Syaf had altijd geglimlacht als hij contact maakte met het schip dat hen zou vervoeren, maar nu keek hij somber. Hij keek verlegen naar de smokkelaar, liet zijn hoofd zakken en zei: ‘De Griekse politie heeft de boot in beslag genomen en de kapitein gearresteerd.’ Die nacht vervloog de reisdroom uit de harten van de anderen.

Het was vroeg in de ochtend en er waren geen auto’s. De smokkelaar droeg de groep op hun bagage  achter te laten in het café en de nacht door te brengen in een ander huis, een kilometer verderop. Ze stemden in, lieten hun tassen achter en verhuisden naar het huis, dat slechts een kamer bleek van drie bij drie, met een badkamertje erbij. Het was eigenlijk een wachtershuisje. De smokkelaar vroeg ze niet te vertrekken en ook niet te bewegen, opdat de politie ze niet zou kunnen vinden.

Ze waren met zestien personen, waaronder vier vrouwen. In de twee nachten die ze daar doorbrachten, kregen ze allerlei soorten onaangename geuren te verduren, te beginnen met de geur van sokken.
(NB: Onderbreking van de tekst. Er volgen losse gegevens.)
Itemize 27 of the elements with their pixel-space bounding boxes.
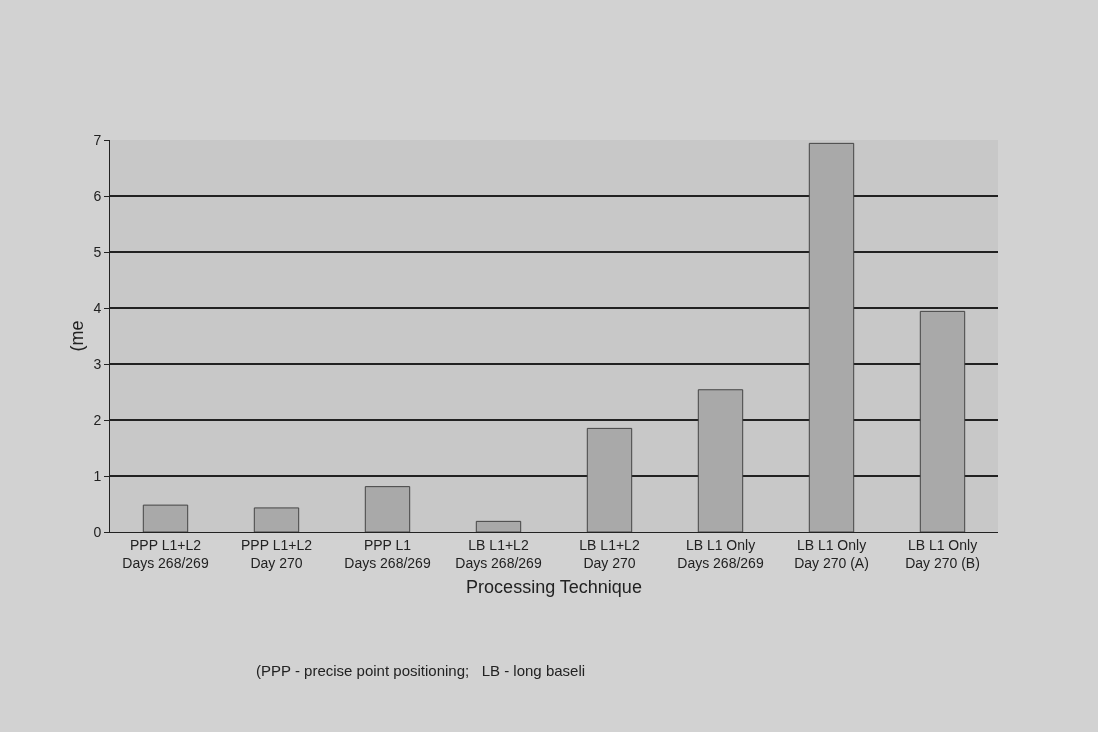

Ze leerden hoe ze zittend moesten slapen en soms zelfs staand. Ze leerden ook nieuwe vormen van ruziemaken. Oom Zafir bad: ‘Wanneer zal God ons uit deze cel vrijlaten?’ en de anderen zeiden: ‘Amen.’

Uiteindelijk kwam het goede nieuws: ‘Jullie zullen terugkeren naar Izmir, hier is jullie bagage. Met taxi’s nemen we jullie mee naar het busstation.’ Maar toen ze de tassen openden, vonden ze enkel een paar kleren. De bagage was leeggeroofd, tot de tandpasta en nagelvijlen aan toe. Oom Zafir was erg verdrietig over zijn verloren spullen, vooral vanwege zijn bril en zijn medische schoenen. Arme Muhammad, hij was de grootste verliezer. Hij verloor alles, zelfs zijn tas.
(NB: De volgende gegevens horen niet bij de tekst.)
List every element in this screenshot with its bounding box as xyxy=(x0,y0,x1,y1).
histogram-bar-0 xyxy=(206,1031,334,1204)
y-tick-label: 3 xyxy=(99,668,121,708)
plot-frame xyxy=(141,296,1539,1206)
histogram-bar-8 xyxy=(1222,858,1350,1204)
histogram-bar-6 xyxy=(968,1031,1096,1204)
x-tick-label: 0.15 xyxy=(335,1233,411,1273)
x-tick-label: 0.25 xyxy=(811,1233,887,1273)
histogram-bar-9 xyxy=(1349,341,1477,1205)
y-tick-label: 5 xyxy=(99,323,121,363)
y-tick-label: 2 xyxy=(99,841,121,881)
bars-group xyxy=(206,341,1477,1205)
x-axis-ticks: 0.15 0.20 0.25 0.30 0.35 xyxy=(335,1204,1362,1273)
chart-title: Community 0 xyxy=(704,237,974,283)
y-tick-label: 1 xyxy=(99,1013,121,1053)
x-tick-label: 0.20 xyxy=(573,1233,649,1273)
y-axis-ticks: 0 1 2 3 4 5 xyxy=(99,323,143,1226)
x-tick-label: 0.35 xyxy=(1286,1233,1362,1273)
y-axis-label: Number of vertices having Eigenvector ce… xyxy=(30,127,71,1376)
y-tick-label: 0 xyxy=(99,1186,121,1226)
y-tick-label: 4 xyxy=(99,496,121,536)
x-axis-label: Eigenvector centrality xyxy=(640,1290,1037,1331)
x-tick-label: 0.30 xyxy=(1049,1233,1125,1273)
Op de weg terug naar Izmir belden Muhammad en Ahmad met hun vriend Muayyad, die hen beloofde dat hij een oplossing zou vinden. Hij vertelde hen over Abu Nadim, een nieuw tussenpersoon, die zich over hen zou ontfermen. Abu Nadim was een nette, jonge man met een baard en een stem zo zoet als honing. Hij ontmoette ze op het busstation van Izmir, veroordeelde wat hen was overkomen, beloofde ze dat alles goed zou komen en stond erop dat zes van hen met hem mee zouden komen naar zijn huis, om daar een nacht door te brengen.

Het huis was groot en ze zaten met zijn familieleden: zijn vader uit Aleppo, zijn moeder uit Damascus, en zijn zussen. Oom Zafir glimlachte toen hij de vader tegen zijn zoon hoorde zeggen: ‘Waar is de rest? Dit zijn er maar zes!’ Oom Zafir benaderde Ahmad en vertelde hem dat hij Abu Nadim niet vertrouwde. Ahmad sprak hem tegen en al helemaal toen het eten klaar was. Allerlei lekkers werd voor hen neergezet.
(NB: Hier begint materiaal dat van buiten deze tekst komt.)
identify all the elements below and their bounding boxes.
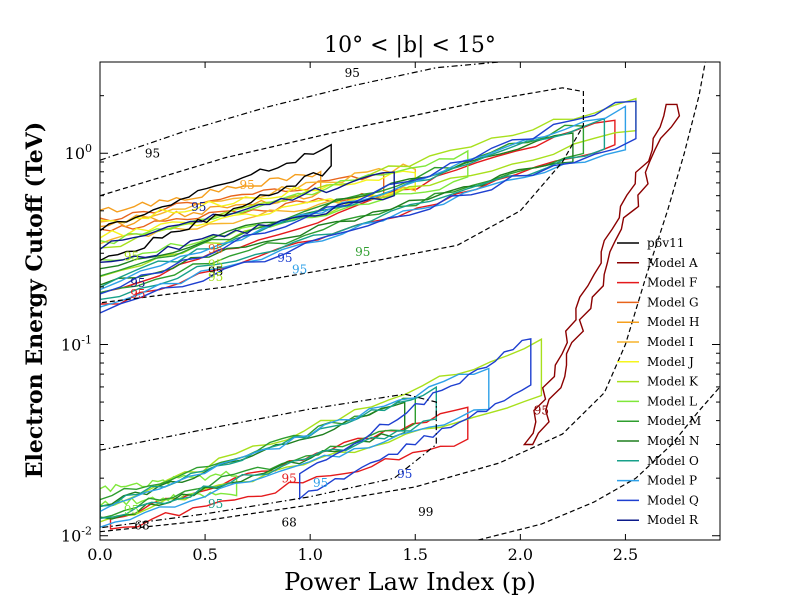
legend-entry: p6v11	[647, 236, 684, 250]
y-tick-label: 10-1	[61, 333, 92, 354]
contour-model-p	[100, 105, 627, 308]
contour-label: 95	[208, 264, 223, 278]
contour-label: 95	[277, 251, 292, 265]
legend-entry: Model Q	[647, 493, 699, 507]
contour-label: 95	[282, 471, 297, 485]
contour-label: 95	[534, 404, 549, 418]
contour-label: 95	[124, 503, 139, 517]
contour-label: 99	[418, 505, 433, 519]
contour-label: 95	[130, 276, 145, 290]
y-tick-label: 10-2	[61, 525, 92, 546]
contour-label: 95	[397, 467, 412, 481]
contour-label: 68	[282, 515, 297, 529]
legend-entry: Model P	[647, 474, 697, 488]
legend-entry: Model F	[647, 276, 697, 290]
x-tick-label: 1.0	[297, 545, 322, 564]
plot-frame	[99, 61, 721, 541]
legend-entry: Model N	[647, 434, 699, 448]
contour-label: 68	[134, 518, 149, 532]
contour-model-f	[100, 119, 616, 305]
legend-entry: Model H	[647, 315, 699, 329]
legend-entry: Model J	[647, 355, 694, 369]
contour-label: 95	[208, 242, 223, 256]
contour-lower-model-q	[299, 337, 532, 501]
contour-model-j	[100, 170, 416, 239]
legend: p6v11 Model A Model F Model G Model H Model I…	[617, 236, 701, 527]
legend-entry: Model G	[647, 295, 699, 309]
legend-entry: Model O	[647, 454, 699, 468]
legend-entry: Model R	[647, 513, 699, 527]
x-tick-label: 1.5	[403, 545, 428, 564]
legend-entry: Model K	[647, 375, 699, 389]
contour-label: 95	[313, 476, 328, 490]
reference-contour-95-3	[100, 62, 706, 533]
legend-entry: Model I	[647, 335, 694, 349]
x-tick-label: 2.5	[613, 545, 638, 564]
reference-contour-95-0	[100, 62, 500, 161]
contour-label: 95	[355, 245, 370, 259]
contour-lower-model-n	[100, 401, 406, 520]
reference-contour-99-4	[478, 386, 720, 540]
legend-entry: Model L	[647, 394, 697, 408]
y-axis-label: Electron Energy Cutoff (TeV)	[22, 122, 48, 479]
x-tick-label: 0.5	[192, 545, 217, 564]
y-tick-label: 100	[65, 142, 92, 163]
contour-label: 95	[292, 263, 307, 277]
contour-lower-model-f	[109, 406, 469, 530]
contour-label: 95	[124, 249, 139, 263]
contour-model-n	[100, 132, 574, 286]
contour-lower-model-m	[100, 397, 416, 520]
contour-label: 95	[208, 497, 223, 511]
chart-title: 10° < |b| < 15°	[324, 33, 496, 58]
contour-model-a	[522, 103, 681, 446]
contour-model-q	[100, 100, 637, 314]
x-tick-label: 2.0	[508, 545, 533, 564]
contour-model-r	[100, 171, 395, 264]
x-tick-label: 0.0	[87, 545, 112, 564]
contour-label: 95	[208, 270, 223, 284]
contour-label: 95	[345, 66, 360, 80]
legend-entry: Model M	[647, 414, 701, 428]
contour-layer	[100, 62, 720, 540]
contour-label: 95	[191, 200, 206, 214]
legend-entry: Model A	[647, 256, 698, 270]
contour-label: 95	[208, 257, 223, 271]
reference-contour-68-1	[100, 87, 584, 304]
axes: 0.0 0.5 1.0 1.5 2.0 2.5 10-2 10-1 100	[61, 61, 721, 564]
contour-label: 95	[145, 147, 160, 161]
contour-label: 95	[239, 178, 254, 192]
contour-label: 95	[130, 287, 145, 301]
x-axis-label: Power Law Index (p)	[284, 568, 536, 596]
contour-p6v11	[100, 143, 332, 262]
Na het diner vertelde Abu Nadim het goede nieuws, dat hij had gekregen van zijn baas: de reis zou vanavond plaatsvinden en ze moesten naar de ontmoetingsplek. Dat was een oud hotel, dat gevuld bleek met hele groepen immigranten.

Rond middernacht bood Abu Nadim zijn excuses aan en stelde hij de reis uit tot de volgende nacht. Ze konden in hetzelfde hotel blijven, maar er waren natuurlijk geen bedden of meubels. Abu Nadim deed zich gul voor en bood Haya en haar vriendin aan om in een ander hotel te blijven; Oom Zafir kon bij hen blijven.

De volgende ochtend sprak Fadi met Muayyad. Hij vertelde hem dat hij Abu Nadim niet vertrouwde en dat hij niet met hem wilde reizen. Toen de groep naar een verzamelpunt afreisde, werden ze door een gigantische man tegengehouden. Hij wilde praten met Fadi. De anderen bleven lopen.

Na een tijdje kwam Fadi terug, woedend. Zijn linkerwang was rood van de klap die hem daar had getroffen. Tranen weigerden uit zijn ogen te rollen.

Niemand wilde nog iets met Abu Nadim te maken hebben, omdat de man bij hem hoorde. Ze eisten hun geld terug en na lange onderhandelingen, hield Abu Nadim van iedere persoon tweehonderd dollar in. Dat was de prijs van het eten en zijn gastvrijheid…

Ze waren niet boos omdat Abu Nadim van hen had gestolen, maar omdat hij zich onzelfzuchtig had voorgedaan en ze had aangesproken met de warme woorden ‘zonen van mijn land'.

Muayyad kwam voor de dageraad en vergezelde de groep naar een nieuw verzamelpunt, het laatste. Zeventig migranten werden meegenomen door auto’s. Nu vertrouwden ze niet meer op tussenpersonen. Een nieuw avontuur startte, eindigend in een boot.